Based on the Comment and citing a few out-of-state case precedents, the court concluded that “none of [the] particular undertakings” contained in the Robertson partnership agreement’s purpose clause (“to acquire the land and premises . . . and thereafter to hold, lease, manage and operate the same as a shopping center”) “are certain to occur because nothing in the Agreement requires them to” and “[t]here is no mention of any purpose, intent, or requirement to sell the Mall.”
“As such,” the court summed up, “we are satisfied based on the record before us that the partnership did not agree to continue their relationship for a defined term or particular undertaking, and plaintiffs’ decision to dissociate was therefore consistent with the Agreement and Act and not wrongful.”
The balance of the Robertson court’s opinion details and affirms the portion of the lower court’s decision valuing the dissociated members’ partnership interests, which I won’t discuss here other than to mention that the lower court’s appraisal rejected application of minority and marketability discounts under the statutory fair-value standard as construed by New Jersey’s Supreme Court in Balsamides v Protameen Chemicals, Inc.
Contract vs. Statute
New York case precedent construing the meaning of “definite term” and “particular undertaking” as used in UPA-derived Partnership Law Section 62 (1) (b) essentially mirrors how those terms are construed in Robertson and, as far as I can tell, by courts in other RUPA states. In the absence of a partnership agreement in Congel, it’s quite likely the result in that case would have been the same as in Robertson, i.e., the Congel court would have found no wrongful dissolution.
The critical difference between the outcomes in Congel and Robertson lies elsewhere. The Court of Appeals in Congel viewed the partnership agreement’s terms governing dissolution as setting forth the partners’ binding, contractual intent without regard to whether those terms satisfy the statute’s criteria for at-will partnerships (no “definite term” or “particular undertaking”). In contrast, the Appellate Division’s analysis of the contractual terms in Robertson hewed to the statutory criteria for classifying a partnership as at-will.

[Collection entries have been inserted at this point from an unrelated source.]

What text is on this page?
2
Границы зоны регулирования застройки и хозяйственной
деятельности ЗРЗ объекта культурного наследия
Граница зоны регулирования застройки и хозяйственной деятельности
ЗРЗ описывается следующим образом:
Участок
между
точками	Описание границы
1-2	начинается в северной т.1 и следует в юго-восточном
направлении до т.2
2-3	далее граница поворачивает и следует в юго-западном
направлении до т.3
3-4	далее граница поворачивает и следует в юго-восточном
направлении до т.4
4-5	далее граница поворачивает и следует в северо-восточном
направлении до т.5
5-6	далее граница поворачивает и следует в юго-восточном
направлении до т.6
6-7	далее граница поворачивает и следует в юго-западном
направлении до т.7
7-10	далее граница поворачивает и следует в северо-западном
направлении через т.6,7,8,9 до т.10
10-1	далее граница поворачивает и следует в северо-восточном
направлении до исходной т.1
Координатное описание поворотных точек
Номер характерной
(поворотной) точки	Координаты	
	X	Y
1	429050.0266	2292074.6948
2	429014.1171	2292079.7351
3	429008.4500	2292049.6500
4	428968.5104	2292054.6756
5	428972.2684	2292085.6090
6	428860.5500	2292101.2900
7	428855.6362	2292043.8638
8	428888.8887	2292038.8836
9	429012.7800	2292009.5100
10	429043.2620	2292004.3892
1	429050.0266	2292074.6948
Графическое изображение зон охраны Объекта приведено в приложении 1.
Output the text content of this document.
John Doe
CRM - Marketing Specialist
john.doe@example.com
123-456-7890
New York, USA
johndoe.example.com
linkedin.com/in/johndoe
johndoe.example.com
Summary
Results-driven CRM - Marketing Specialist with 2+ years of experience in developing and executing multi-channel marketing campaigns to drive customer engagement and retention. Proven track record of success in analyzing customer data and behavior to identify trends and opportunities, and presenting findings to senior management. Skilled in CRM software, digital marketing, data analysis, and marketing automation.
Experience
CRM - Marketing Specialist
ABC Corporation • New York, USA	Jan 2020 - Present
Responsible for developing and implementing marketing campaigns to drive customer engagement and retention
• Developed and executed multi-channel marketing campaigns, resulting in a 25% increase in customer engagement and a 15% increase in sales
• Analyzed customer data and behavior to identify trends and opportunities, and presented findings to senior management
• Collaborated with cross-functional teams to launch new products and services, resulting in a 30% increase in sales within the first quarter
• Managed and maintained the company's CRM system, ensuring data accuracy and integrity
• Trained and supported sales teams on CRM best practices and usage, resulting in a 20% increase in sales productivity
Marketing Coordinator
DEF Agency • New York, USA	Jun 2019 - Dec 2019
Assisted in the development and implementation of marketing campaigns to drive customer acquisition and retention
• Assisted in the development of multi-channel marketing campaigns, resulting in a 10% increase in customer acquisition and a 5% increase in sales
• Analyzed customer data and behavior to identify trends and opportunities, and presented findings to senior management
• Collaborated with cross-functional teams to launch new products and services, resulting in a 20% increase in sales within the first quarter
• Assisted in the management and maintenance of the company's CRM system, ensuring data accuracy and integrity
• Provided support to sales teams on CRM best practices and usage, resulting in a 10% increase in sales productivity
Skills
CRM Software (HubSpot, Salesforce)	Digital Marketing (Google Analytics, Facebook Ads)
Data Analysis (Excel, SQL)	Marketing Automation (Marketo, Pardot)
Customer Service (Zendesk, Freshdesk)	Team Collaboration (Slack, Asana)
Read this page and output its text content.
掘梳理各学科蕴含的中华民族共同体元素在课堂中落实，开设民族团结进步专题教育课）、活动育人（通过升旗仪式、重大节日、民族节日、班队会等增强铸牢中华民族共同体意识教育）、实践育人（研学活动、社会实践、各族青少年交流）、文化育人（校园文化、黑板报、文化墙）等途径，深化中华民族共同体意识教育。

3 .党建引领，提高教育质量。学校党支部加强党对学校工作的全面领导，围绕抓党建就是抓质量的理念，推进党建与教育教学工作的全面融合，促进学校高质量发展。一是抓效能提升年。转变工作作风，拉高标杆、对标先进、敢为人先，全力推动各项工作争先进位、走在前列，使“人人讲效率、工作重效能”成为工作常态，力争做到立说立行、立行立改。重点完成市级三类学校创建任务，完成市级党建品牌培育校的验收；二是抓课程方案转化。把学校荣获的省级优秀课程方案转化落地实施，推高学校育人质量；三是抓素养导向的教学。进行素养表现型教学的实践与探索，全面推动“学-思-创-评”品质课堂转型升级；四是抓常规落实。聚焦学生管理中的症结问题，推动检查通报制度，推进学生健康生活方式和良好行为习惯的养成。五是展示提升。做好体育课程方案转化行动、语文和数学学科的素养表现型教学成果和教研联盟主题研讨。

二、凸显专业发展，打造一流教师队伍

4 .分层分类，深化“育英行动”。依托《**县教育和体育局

RUPA Section 105 (c) (9) provides that a partnership agreement may not vary the power of a person to dissociate as a partner, whether rightfully or wrongfully. RUPA does not similarly prohibit a partnership agreement from varying Section 602 (b)’s wrongful dissociation criteria. It will be interesting to see if courts in RUPA states follow Congel‘s contract-centric approach in future cases where the partnership agreement’s defined events of dissolution do not meet the traditional “definite term” and “particular undertaking” criteria.